In [1]:
mock_transcript = [
    {
        "speaker": "Rahul",
        "start_time": "00:00:05",
        "end_time": "00:00:15",
        "text": "We should deploy the model by Friday.",
        "meeting_id": "M001",
        "date": "2026-02-17"
    },
    {
        "speaker": "Anita",
        "start_time": "00:00:16",
        "end_time": "00:00:25",
        "text": "We need additional GPU resources for training.",
        "meeting_id": "M001",
        "date": "2026-02-17"
    },
]


In [2]:
from langchain_core.documents import Document

documents = []

for segment in mock_transcript:
    doc = Document(
        page_content=segment["text"],
        metadata={
            "speaker": segment["speaker"],
            "start_time": segment["start_time"],
            "end_time": segment["end_time"],
            "meeting_id": segment["meeting_id"],
            "date": segment["date"]
        }
    )
    documents.append(doc)

len(documents)


2

In [4]:
from langchain_community.embeddings import HuggingFaceEmbeddings

embeddings = HuggingFaceEmbeddings(
    model_name="BAAI/bge-small-en-v1.5",
    model_kwargs={"device": "cpu"}  # change to "cuda" if GPU
)


Loading weights: 100%|██████████| 199/199 [00:00<00:00, 920.70it/s, Materializing param=pooler.dense.weight]                               
BertModel LOAD REPORT from: BAAI/bge-small-en-v1.5
Key                     | Status     |  | 
------------------------+------------+--+-
embeddings.position_ids | UNEXPECTED |  | 

Notes:
- UNEXPECTED	:can be ignored when loading from different task/architecture; not ok if you expect identical arch.


In [6]:
from langchain_community.vectorstores import FAISS

vector_store = FAISS.from_documents(documents, embeddings)


In [7]:
retriever = vector_store.as_retriever(
    search_type="mmr",
    search_kwargs={"k": 2}
)

In [9]:
query = "What was discussed about body building?"

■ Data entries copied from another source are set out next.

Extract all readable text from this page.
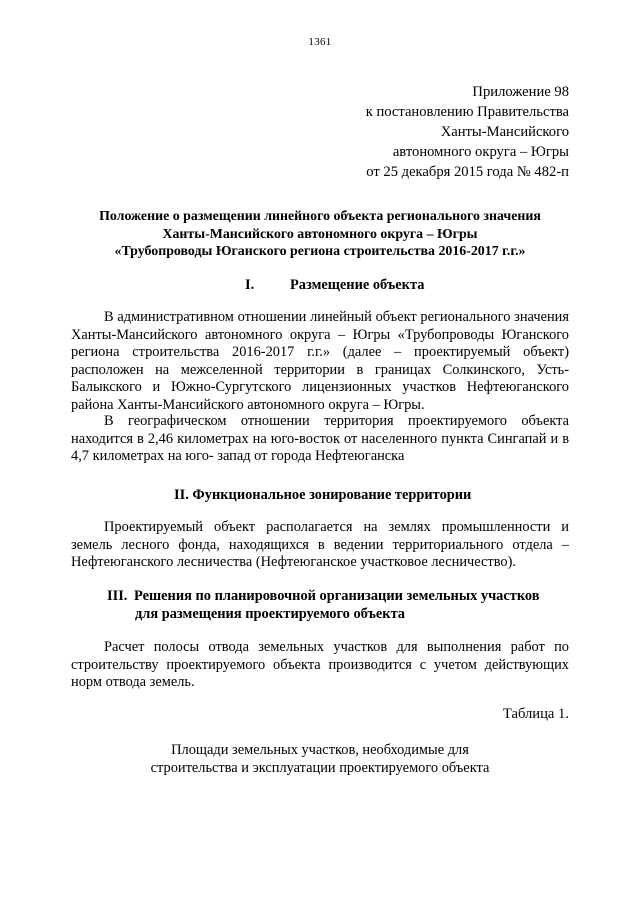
1361
Приложение 98
к постановлению Правительства
Ханты-Мансийского
автономного округа – Югры
от 25 декабря 2015 года № 482-п
Положение о размещении линейного объекта регионального значения
Ханты-Мансийского автономного округа – Югры
«Трубопроводы Юганского региона строительства 2016-2017 г.г.»
I. Размещение объекта
В административном отношении линейный объект регионального значения Ханты-Мансийского автономного округа – Югры «Трубопроводы Юганского региона строительства 2016-2017 г.г.» (далее – проектируемый объект) расположен на межселенной территории в границах Солкинского, Усть-Балыкского и Южно-Сургутского лицензионных участков Нефтеюганского района Ханты-Мансийского автономного округа – Югры.
В географическом отношении территория проектируемого объекта находится в 2,46 километрах на юго-восток от населенного пункта Сингапай и в 4,7 километрах на юго- запад от города Нефтеюганска
II. Функциональное зонирование территории
Проектируемый объект располагается на землях промышленности и земель лесного фонда, находящихся в ведении территориального отдела – Нефтеюганского лесничества (Нефтеюганское участковое лесничество).
III. Решения по планировочной организации земельных участков
для размещения проектируемого объекта
Расчет полосы отвода земельных участков для выполнения работ по строительству проектируемого объекта производится с учетом действующих норм отвода земель.
Таблица 1.
Площади земельных участков, необходимые для
строительства и эксплуатации проектируемого объекта
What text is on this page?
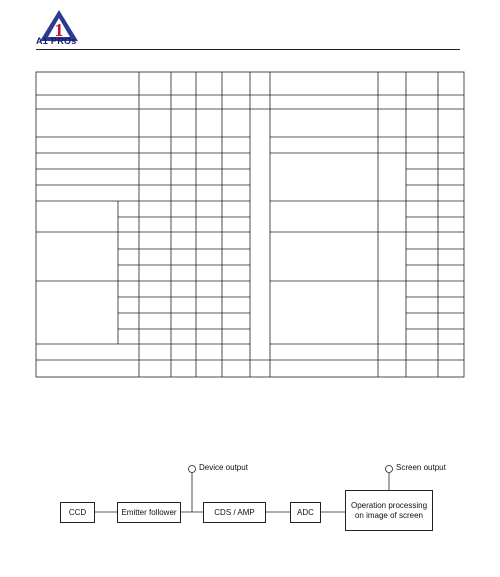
1
A1 PROs
CCD	Emitter follower	CDS / AMP	ADC
Operation processing
on image of screen
Device output	Screen output
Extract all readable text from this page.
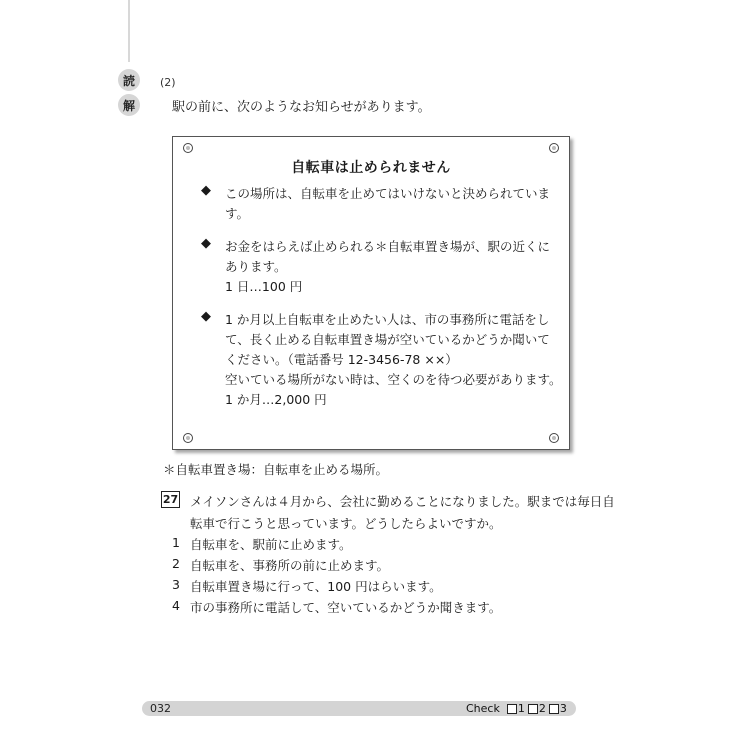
読
解
(2)
駅の前に、次のようなお知らせがあります。
自転車は止められません
◆ この場所は、自転車を止めてはいけないと決められていま
す。
◆ お金をはらえば止められる＊自転車置き場が、駅の近くに
あります。
1 日…100 円
◆ 1 か月以上自転車を止めたい人は、市の事務所に電話をし
て、長く止める自転車置き場が空いているかどうか聞いて
ください。（電話番号 12-3456-78 ××）
空いている場所がない時は、空くのを待つ必要があります。
1 か月…2,000 円
＊自転車置き場：自転車を止める場所。
27 メイソンさんは４月から、会社に勤めることになりました。駅までは毎日自
転車で行こうと思っています。どうしたらよいですか。
1 自転車を、駅前に止めます。
2 自転車を、事務所の前に止めます。
3 自転車置き場に行って、100 円はらいます。
4 市の事務所に電話して、空いているかどうか聞きます。
032	Check 1 2 3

results = retriever.invoke(query)

for r in results:
    print("Content:", r.page_content)
    print("Metadata:", r.metadata)
    print("-" * 40)


Content: We need additional GPU resources for training.
Metadata: {'speaker': 'Anita', 'start_time': '00:00:16', 'end_time': '00:00:25', 'meeting_id': 'M001', 'date': '2026-02-17'}
----------------------------------------
Content: We should deploy the model by Friday.
Metadata: {'speaker': 'Rahul', 'start_time': '00:00:05', 'end_time': '00:00:15', 'meeting_id': 'M001', 'date': '2026-02-17'}
----------------------------------------